In-vivo-Verfahren sind Messverfahren, bei denen ein Radiopharmakon („Tracer“) in den Körper eingebracht wird, dessen Gammastrahlung oder Vernichtungsstrahlung von außerhalb des Körpers sehr genau gemessen werden kann. (Zusätzliche Information über Organfunktionen liefern fallweise auch Radioaktivitätsmessungen von Blutproben oder Ausscheidungen.)

Ein Radiopharmakon ist ein Radionuklid oder die chemische Verbindung eines Radionuklids mit anderen Stoffen. Wie ein Radiopharmakon in der Nuklearmedizin verwendet wird, hängt wesentlich von zwei Eigenschaften ab:

Diagnostik

Die bildgebenden Verfahren Szintigrafie, Positronen-Emissions-Tomographie (PET) und SPECT (single photon emission computed tomography) bilden nach dem Tracer-Prinzip vorwiegend die Funktion eines Organs oder Organsystems ab, im Gegensatz zu den morphologischen bildgebenden Verfahren, die hauptsächlich die Struktur zeigen. Zum Beispiel verwendet man in der Skelettszintigrafie ein Radiopharmakon (99mTechnetium-Methylendiphosphonat), das bevorzugt von knochenbildenden Zellen (Osteoblasten) aufgenommen wird. Normales Knochengewebe zeigt im resultierenden Szintigramm niedrige Aktivität, die von physiologischen Umbauprozessen herrührt. Zonen erhöhter Aktivität lassen dagegen auf verstärkten Knochenumbau und damit auf krankhafte Vorgänge schließen, die an den entsprechenden Stellen im Skelett ablaufen. Dabei kann es sich um Kontusionen, heilende Frakturen, Krebs, gutartige Knochentumore, Arthrosen oder Knochenentzündungen handeln.

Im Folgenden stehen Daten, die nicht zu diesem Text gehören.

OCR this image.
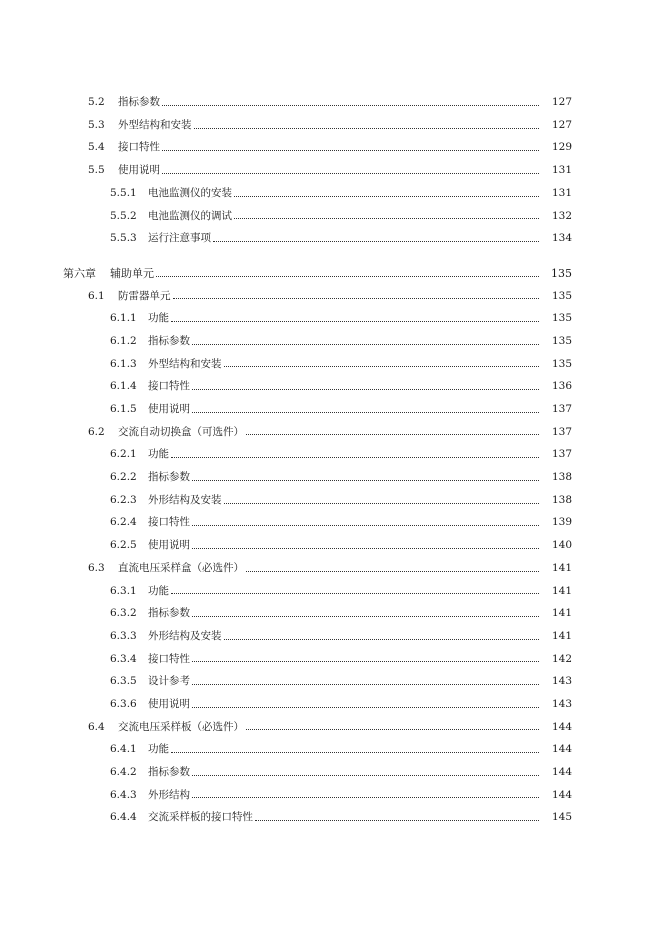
5.2	指标参数	127
5.3	外型结构和安装	127
5.4	接口特性	129
5.5	使用说明	131
5.5.1 电池监测仪的安装	131
5.5.2 电池监测仪的调试	132
5.5.3 运行注意事项	134
第六章 辅助单元	135
6.1	防雷器单元	135
6.1.1 功能	135
6.1.2 指标参数	135
6.1.3 外型结构和安装	135
6.1.4 接口特性	136
6.1.5 使用说明	137
6.2	交流自动切换盒（可选件）	137
6.2.1 功能	137
6.2.2 指标参数	138
6.2.3 外形结构及安装	138
6.2.4 接口特性	139
6.2.5 使用说明	140
6.3	直流电压采样盒（必选件）	141
6.3.1 功能	141
6.3.2 指标参数	141
6.3.3 外形结构及安装	141
6.3.4 接口特性	142
6.3.5 设计参考	143
6.3.6 使用说明	143
6.4	交流电压采样板（必选件）	144
6.4.1 功能	144
6.4.2 指标参数	144
6.4.3 外形结构	144
6.4.4 交流采样板的接口特性	145
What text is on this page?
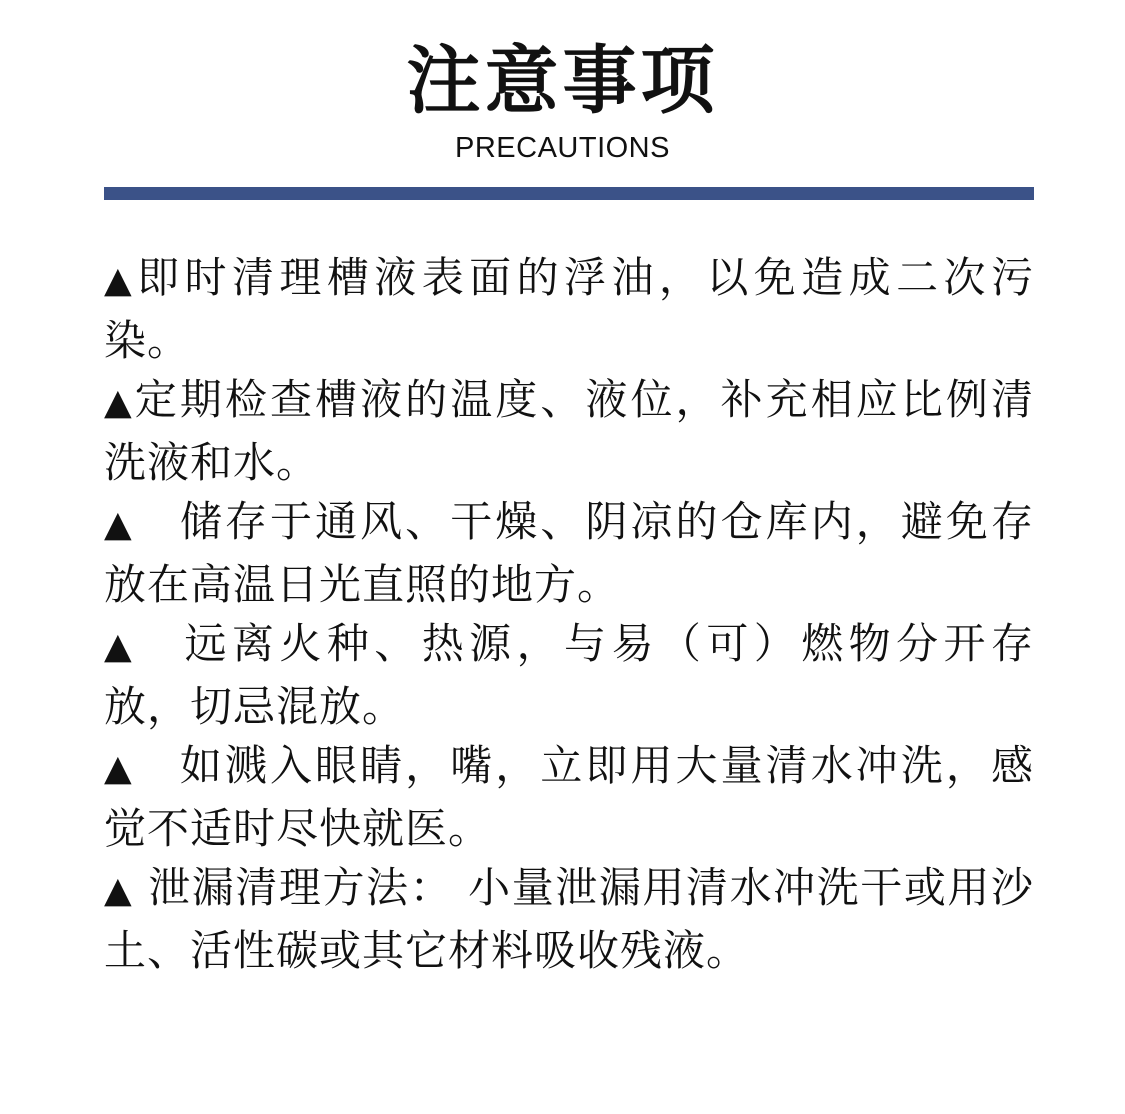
注意事项
PRECAUTIONS
▲即时清理槽液表面的浮油，以免造成二次污染。
▲定期检查槽液的温度、液位，补充相应比例清洗液和水。
▲　储存于通风、干燥、阴凉的仓库内，避免存放在高温日光直照的地方。
▲　远离火种、热源，与易（可）燃物分开存放，切忌混放。
▲　如溅入眼睛，嘴，立即用大量清水冲洗，感觉不适时尽快就医。
▲ 泄漏清理方法： 小量泄漏用清水冲洗干或用沙土、活性碳或其它材料吸收残液。
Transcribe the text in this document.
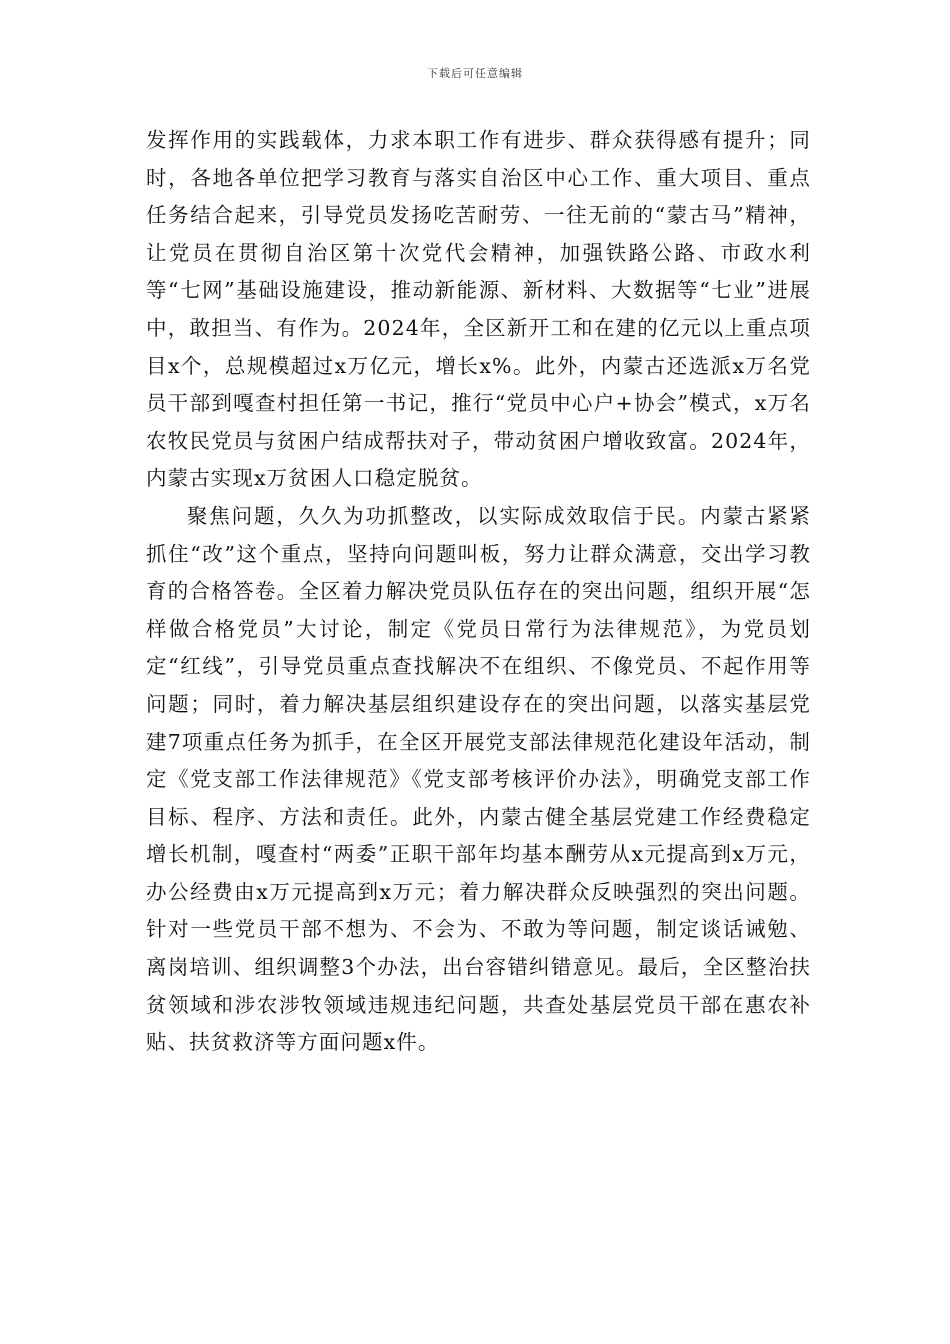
下载后可任意编辑

发挥作用的实践载体，力求本职工作有进步、群众获得感有提升；同时，各地各单位把学习教育与落实自治区中心工作、重大项目、重点任务结合起来，引导党员发扬吃苦耐劳、一往无前的“蒙古马”精神，让党员在贯彻自治区第十次党代会精神，加强铁路公路、市政水利等“七网”基础设施建设，推动新能源、新材料、大数据等“七业”进展中，敢担当、有作为。2024年，全区新开工和在建的亿元以上重点项目x个，总规模超过x万亿元，增长x%。此外，内蒙古还选派x万名党员干部到嘎查村担任第一书记，推行“党员中心户+协会”模式，x万名农牧民党员与贫困户结成帮扶对子，带动贫困户增收致富。2024年，内蒙古实现x万贫困人口稳定脱贫。

聚焦问题，久久为功抓整改，以实际成效取信于民。内蒙古紧紧抓住“改”这个重点，坚持向问题叫板，努力让群众满意，交出学习教育的合格答卷。全区着力解决党员队伍存在的突出问题，组织开展“怎样做合格党员”大讨论，制定《党员日常行为法律规范》，为党员划定“红线”，引导党员重点查找解决不在组织、不像党员、不起作用等问题；同时，着力解决基层组织建设存在的突出问题，以落实基层党建7项重点任务为抓手，在全区开展党支部法律规范化建设年活动，制定《党支部工作法律规范》《党支部考核评价办法》，明确党支部工作目标、程序、方法和责任。此外，内蒙古健全基层党建工作经费稳定增长机制，嘎查村“两委”正职干部年均基本酬劳从x元提高到x万元，办公经费由x万元提高到x万元；着力解决群众反映强烈的突出问题。针对一些党员干部不想为、不会为、不敢为等问题，制定谈话诫勉、离岗培训、组织调整3个办法，出台容错纠错意见。最后，全区整治扶贫领域和涉农涉牧领域违规违纪问题，共查处基层党员干部在惠农补贴、扶贫救济等方面问题x件。
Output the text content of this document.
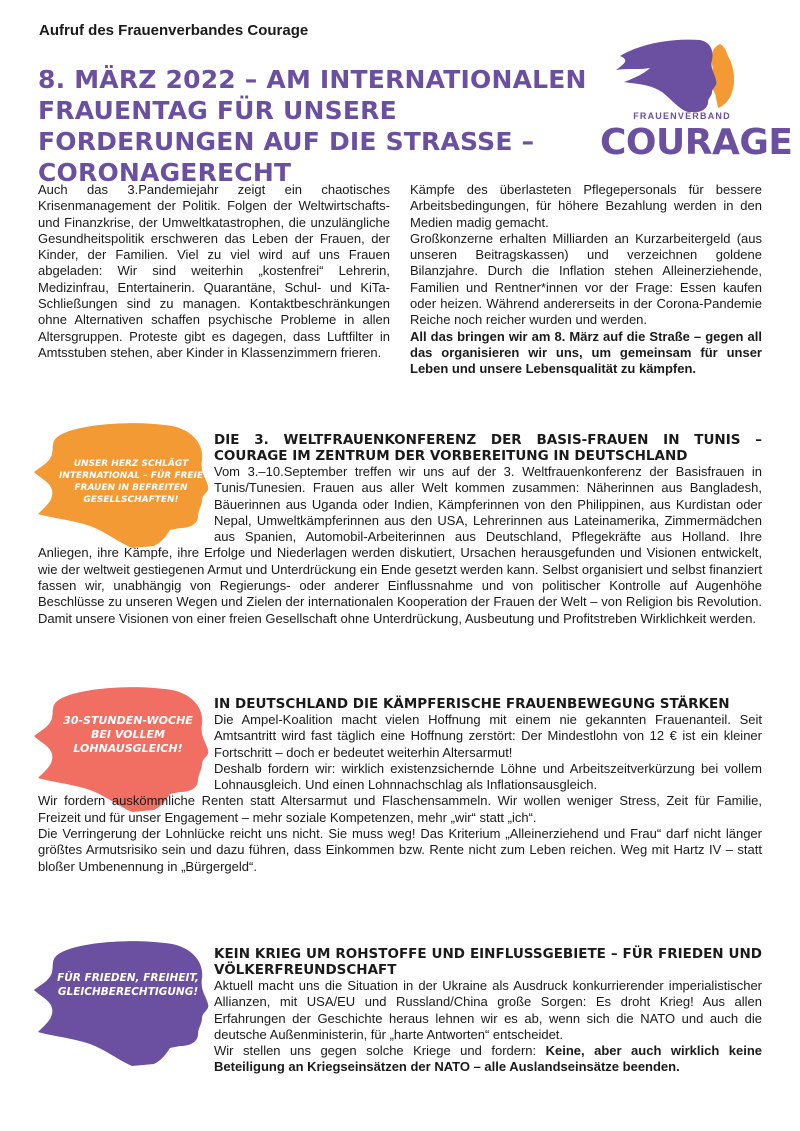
Aufruf des Frauenverbandes Courage
8. MÄRZ 2022 – AM INTERNATIONALEN FRAUENTAG FÜR UNSERE FORDERUNGEN AUF DIE STRASSE – CORONAGERECHT
FRAUENVERBAND
COURAGE

Auch das 3.Pandemiejahr zeigt ein chaotisches Krisenmanagement der Politik. Folgen der Weltwirtschafts- und Finanzkrise, der Umweltkatastrophen, die unzulängliche Gesundheitspolitik erschweren das Leben der Frauen, der Kinder, der Familien. Viel zu viel wird auf uns Frauen abgeladen: Wir sind weiterhin „kostenfrei“ Lehrerin, Medizinfrau, Entertainerin. Quarantäne, Schul- und KiTa-Schließungen sind zu managen. Kontaktbeschränkungen ohne Alternativen schaffen psychische Probleme in allen Altersgruppen. Proteste gibt es dagegen, dass Luftfilter in Amtsstuben stehen, aber Kinder in Klassenzimmern frieren.

Kämpfe des überlasteten Pflegepersonals für bessere Arbeitsbedingungen, für höhere Bezahlung werden in den Medien madig gemacht.

Großkonzerne erhalten Milliarden an Kurzarbeitergeld (aus unseren Beitragskassen) und verzeichnen goldene Bilanzjahre. Durch die Inflation stehen Alleinerziehende, Familien und Rentner*innen vor der Frage: Essen kaufen oder heizen. Während andererseits in der Corona-Pandemie Reiche noch reicher wurden und werden.

All das bringen wir am 8. März auf die Straße – gegen all das organisieren wir uns, um gemeinsam für unser Leben und unsere Lebensqualität zu kämpfen.

UNSER HERZ SCHLÄGT INTERNATIONAL – FÜR FREIE FRAUEN IN BEFREITEN GESELLSCHAFTEN!
DIE 3. WELTFRAUENKONFERENZ DER BASIS-FRAUEN IN TUNIS – COURAGE IM ZENTRUM DER VORBEREITUNG IN DEUTSCHLAND

Vom 3.–10.September treffen wir uns auf der 3. Weltfrauenkonferenz der Basisfrauen in Tunis/Tunesien. Frauen aus aller Welt kommen zusammen: Näherinnen aus Bangladesh, Bäuerinnen aus Uganda oder Indien, Kämpferinnen von den Philippinen, aus Kurdistan oder Nepal, Umweltkämpferinnen aus den USA, Lehrerinnen aus Lateinamerika, Zimmermädchen aus Spanien, Automobil-Arbeiterinnen aus Deutschland, Pflegekräfte aus Holland. Ihre Anliegen, ihre Kämpfe, ihre Erfolge und Niederlagen werden diskutiert, Ursachen herausgefunden und Visionen entwickelt, wie der weltweit gestiegenen Armut und Unterdrückung ein Ende gesetzt werden kann. Selbst organisiert und selbst finanziert fassen wir, unabhängig von Regierungs- oder anderer Einflussnahme und von politischer Kontrolle auf Augenhöhe Beschlüsse zu unseren Wegen und Zielen der internationalen Kooperation der Frauen der Welt – von Religion bis Revolution. Damit unsere Visionen von einer freien Gesellschaft ohne Unterdrückung, Ausbeutung und Profitstreben Wirklichkeit werden.

30-STUNDEN-WOCHE BEI VOLLEM LOHNAUSGLEICH!
IN DEUTSCHLAND DIE KÄMPFERISCHE FRAUENBEWEGUNG STÄRKEN

Die Ampel-Koalition macht vielen Hoffnung mit einem nie gekannten Frauenanteil. Seit Amtsantritt wird fast täglich eine Hoffnung zerstört: Der Mindestlohn von 12 € ist ein kleiner Fortschritt – doch er bedeutet weiterhin Altersarmut!

Deshalb fordern wir: wirklich existenzsichernde Löhne und Arbeitszeitverkürzung bei vollem Lohnausgleich. Und einen Lohnnachschlag als Inflationsausgleich.

Wir fordern auskömmliche Renten statt Altersarmut und Flaschensammeln. Wir wollen weniger Stress, Zeit für Familie, Freizeit und für unser Engagement – mehr soziale Kompetenzen, mehr „wir“ statt „ich“.

Die Verringerung der Lohnlücke reicht uns nicht. Sie muss weg! Das Kriterium „Alleinerziehend und Frau“ darf nicht länger größtes Armutsrisiko sein und dazu führen, dass Einkommen bzw. Rente nicht zum Leben reichen. Weg mit Hartz IV – statt bloßer Umbenennung in „Bürgergeld“.

FÜR FRIEDEN, FREIHEIT, GLEICHBERECHTIGUNG!
KEIN KRIEG UM ROHSTOFFE UND EINFLUSSGEBIETE – FÜR FRIEDEN UND VÖLKERFREUNDSCHAFT

Aktuell macht uns die Situation in der Ukraine als Ausdruck konkurrierender imperialistischer Allianzen, mit USA/EU und Russland/China große Sorgen: Es droht Krieg! Aus allen Erfahrungen der Geschichte heraus lehnen wir es ab, wenn sich die NATO und auch die deutsche Außenministerin, für „harte Antworten“ entscheidet.

Wir stellen uns gegen solche Kriege und fordern: Keine, aber auch wirklich keine Beteiligung an Kriegseinsätzen der NATO – alle Auslandseinsätze beenden.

Dynamische Untersuchungen sind ein weiteres Beispiel für den funktionellen Charakter der Nuklearmedizin. Etwa wird bei der Nierenfunktionsszintigrafie eine Reihe von Bildern in Intervallen zwischen einer und 60 Sekunden über einen Zeitraum von 20 bis 40 Minuten aufgezeichnet. So lässt sich die Anreicherung und Ausscheidung des Radiopharmakons in verschiedenen Organen als Kurven aufzeichnen. Dies ermöglicht zum Beispiel die Beurteilung der Ausscheidungsleistung einer Niere im Verhältnis zur anderen.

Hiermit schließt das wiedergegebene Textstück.